Family raised concerns with clinicians that she had previously had penicillin to good effect but the  GP was unable to amend the record because this had come from an official source and therefore the risk of amending allergy information on the basis of information from family members was greater  than the risk of working on the basis of the allergy information being correct. 
5CORONER’S CONCERNS
During the course of the Inquest the evidence revealed matters giving rise to concern. In my opinion there is a risk that future deaths will occur unless action is taken. In the circumstances it is my  statutory duty to report to you. 

The MATTERS OF CONCERN are, as follows:
1.  This form remains in place unchanged, and the process for handling this form, which belongs to the ICB, remains unchanged which means that this same error could occur again. 

2.  If this form is intended purely for financial decision making, it is unclear why there is a requirement for a specific section on allergies.

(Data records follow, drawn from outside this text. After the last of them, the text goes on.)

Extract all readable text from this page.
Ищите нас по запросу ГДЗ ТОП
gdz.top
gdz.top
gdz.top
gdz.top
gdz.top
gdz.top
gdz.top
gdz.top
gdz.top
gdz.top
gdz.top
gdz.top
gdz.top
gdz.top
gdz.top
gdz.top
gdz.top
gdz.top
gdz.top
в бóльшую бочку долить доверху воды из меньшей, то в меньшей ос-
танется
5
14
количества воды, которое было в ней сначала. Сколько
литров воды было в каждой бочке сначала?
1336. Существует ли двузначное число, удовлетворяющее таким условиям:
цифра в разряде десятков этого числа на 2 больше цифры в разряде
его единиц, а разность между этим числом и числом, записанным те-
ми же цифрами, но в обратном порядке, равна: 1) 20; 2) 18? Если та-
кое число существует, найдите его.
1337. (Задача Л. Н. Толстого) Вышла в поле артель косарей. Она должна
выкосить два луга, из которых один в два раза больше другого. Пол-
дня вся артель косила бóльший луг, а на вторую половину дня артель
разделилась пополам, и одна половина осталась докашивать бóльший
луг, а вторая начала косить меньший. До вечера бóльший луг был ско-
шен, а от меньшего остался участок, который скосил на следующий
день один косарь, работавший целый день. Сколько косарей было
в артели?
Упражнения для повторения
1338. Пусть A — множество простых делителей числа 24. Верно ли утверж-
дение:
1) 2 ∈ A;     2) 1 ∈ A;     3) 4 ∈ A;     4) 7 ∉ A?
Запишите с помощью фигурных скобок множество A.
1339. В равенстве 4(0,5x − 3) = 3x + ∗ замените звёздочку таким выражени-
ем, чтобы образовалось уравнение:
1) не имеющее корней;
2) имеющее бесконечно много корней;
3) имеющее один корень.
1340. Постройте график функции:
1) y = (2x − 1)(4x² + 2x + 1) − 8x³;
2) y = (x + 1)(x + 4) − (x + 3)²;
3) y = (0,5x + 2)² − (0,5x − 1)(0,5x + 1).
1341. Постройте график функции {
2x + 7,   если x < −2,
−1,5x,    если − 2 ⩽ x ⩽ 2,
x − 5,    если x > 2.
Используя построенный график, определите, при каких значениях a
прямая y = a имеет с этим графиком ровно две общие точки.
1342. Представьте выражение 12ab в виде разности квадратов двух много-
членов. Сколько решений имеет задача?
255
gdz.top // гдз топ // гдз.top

That has led, in this case, to sub optimal care  being provided to Oriel because treating medics had incorrect information on Oriel’s clinical  record. 
6ACTION SHOULD BE TAKEN
In my opinion action should be taken to prevent future deaths and I believe you have the power to take such action. 
7YOUR RESPONSE
You are under a duty to respond to this report within 56 days of the date of this report, namely by 1st May 2026. I, the Coroner, may extend the period. 

Your response must contain details of action taken or proposed to be taken, setting out the timetable for action. Otherwise, you must explain why no action is proposed. 
8COPIES and PUBLICATION
I have sent a copy of my report to the Chief Coroner and to the following Interested Persons: –
·   Family and their Solicitors and Counsel 
·   Cumbria, Northumberland, Tyne and Wear NHS Foundation Trust and their Solicitors 
·   South Tyne and Sunderland NHS Foundation Trust 
·   Regents View Care Home and their Solicitors 
·   Hetton Medical Centre and their Solicitors 
·   Care Quality Commission 

I am also under a duty to send the Chief Coroner and all interested persons, who in my opinion should receive it, a copy of your response. 

The Chief Coroner may publish either or both in a complete or redacted or summary form. She may send a copy of this report to any person who she believes may find it useful or of interest. You may  make representations to me, the coroner, at the time of your response, about the release or the  publication of your response by the Chief Coroner.